Here we will set the score method to pick the winner as f1, we could do something different based on whether the cost of false positives or false negatives are different from one another, but since we don't have that information I will just leave the standard f1 score as the selection metric.

In [None]:
xgb_cv = GridSearchCV( estimator= xgb , param_grid = xgb_grid , scoring = score , refit = 'f1' , cv = 5)
tree_cv = GridSearchCV(estimator= tree , param_grid = tree_grid, scoring = score , refit = 'f1' , cv = 5)
rf_cv = GridSearchCV(estimator= rf , param_grid = rf_grid, scoring = score , refit = 'f1' , cv = 5)

In [None]:
%%time
if train == True:
    xgb_cv.fit(x_train, y_train)

In [None]:
%%time
if train == True:
    tree_cv.fit(x_train,y_train)

In [None]:
%%time
if train == True:
    rf_cv.fit(x_train,y_train)

In [None]:
if train == True:
    best_xgb = xgb_cv.best_estimator_
    best_tree = tree_cv.best_estimator_
    best_rf = rf_cv.best_estimator_

In [None]:
if train == True:
    pickle.dump(best_xgb, open('best_xgb.pkl', 'wb'))
    pickle.dump(best_tree, open('best_tree.pkl', 'wb'))
    pickle.dump(best_rf, open('best_rf.pkl', 'wb'))

In [None]:
if train == False:
    best_xgb = pickle.load(open('/kaggle/input/trainedmodels/best_xgb.pkl', 'rb'))
    best_tree = pickle.load(open('/kaggle/input/trainedmodels/best_tree.pkl', 'rb'))
    best_rf = pickle.load(open('/kaggle/input/trainedmodels/best_rf.pkl', 'rb'))

In [None]:
y_pred_xgb = best_xgb.predict(x_test)
y_pred_tree = best_tree.predict(x_test)
y_pred_rf = best_rf.predict(x_test)

In [None]:
def get_scores(name,y_real,y_predict):
    roc = roc_auc_score(y_real,y_predict)
    acc = accuracy_score(y_real,y_predict)
    rec = recall_score(y_real,y_predict)
    prec = precision_score(y_real,y_predict)
    f1 = f1_score(y_real,y_predict)
    dict_for_df = {'model_name':[name],
                   'f1_score':[f1],
                   'roc_auc_score':[roc],
                   'accuracy_score':[acc],
                   'recall_score':[rec],
                   'precision_score':[prec]
                   }
    df_score = pd.DataFrame(data = dict_for_df)
    return df_score


In [None]:
score_xgb = get_scores('XGBoost_Model',y_test,y_pred_xgb)
score_tree = get_scores('Tree_Model',y_test,y_pred_tree)
score_rf = get_scores('RandomForest_Model',y_test,y_pred_rf)

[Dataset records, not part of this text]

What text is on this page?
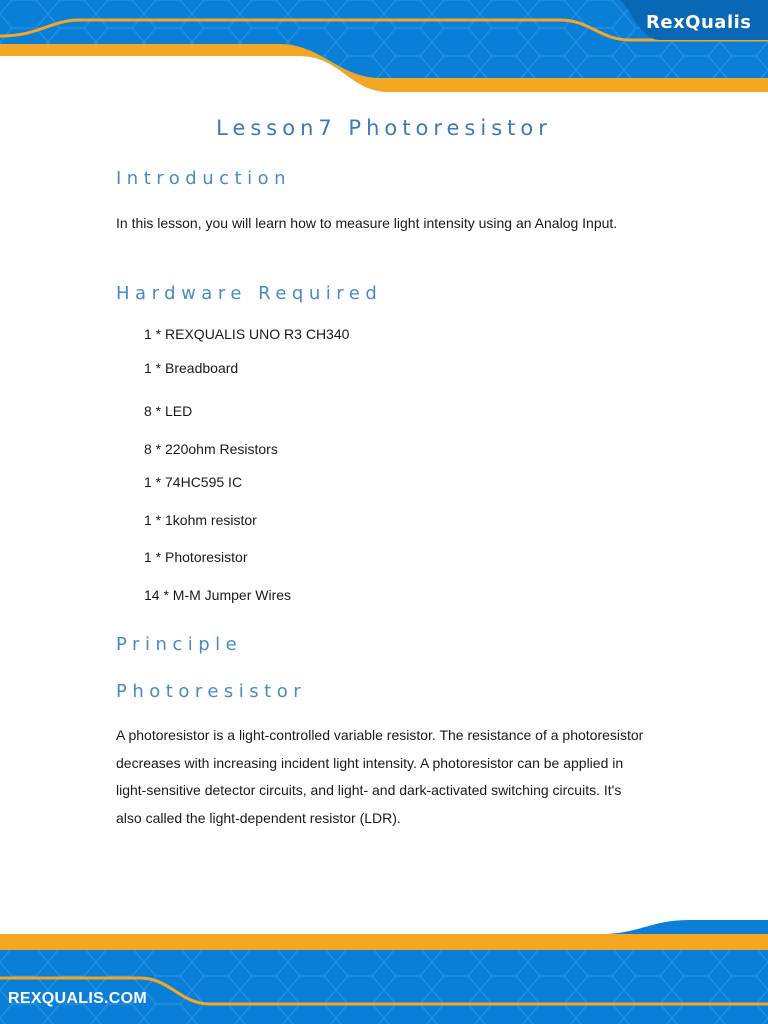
RexQualis
REXQUALIS.COM
Lesson7 Photoresistor
Introduction

In this lesson, you will learn how to measure light intensity using an Analog Input.

Hardware Required
1 * REXQUALIS UNO R3 CH340
1 * Breadboard
8 * LED
8 * 220ohm Resistors
1 * 74HC595 IC
1 * 1kohm resistor
1 * Photoresistor
14 * M-M Jumper Wires
Principle
Photoresistor

A photoresistor is a light-controlled variable resistor. The resistance of a photoresistor decreases with increasing incident light intensity. A photoresistor can be applied in light-sensitive detector circuits, and light- and dark-activated switching circuits. It's also called the light-dependent resistor (LDR).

df_score = pd.concat([score_xgb,score_tree,score_rf])
df_score

In [None]:
plt.figure(figsize = (16,10))
plot_tree(best_tree, max_depth = 2 , feature_names = x_train.columns)

In [None]:
plot_importance(best_xgb)

In [None]:
feature_names = x_train.columns
importances = best_rf.feature_importances_
std = np.std([single_tree.feature_importances_ for single_tree in best_rf.estimators_], axis = 0)
forest_importances = pd.Series(importances , index = feature_names)
fig, ax= plt.subplots()
forest_importances.plot.bar(yerr = std, ax =ax)
ax.set_title("Feature importances using MDI")
ax.set_ylabel("Mean decrease in impurity")
fig.tight_layout()

In [None]:
### Como XGBoost ganhou vamos testar ele em um dataset novo que foi separado

y_final_pred = best_xgb.predict(x_holdout)
final_score = get_scores('XGBoost_Model',y_holdout,y_final_pred)
final_score

# Conclusion


- So our model is better than a random prediction roc_auc_score > 0.5
- There might be some features that combined could have a better impact at predictiong churn
- We didn't use the complain feature to predict Churn because they seem to be the same thing (extremely high correlation, meaning that people that are already exiting file complains and therefore it can be seen as one single act)
- There might be some added value in resampling, it is worth exploring since there is an imbalance and the resulting F1 score isn't great.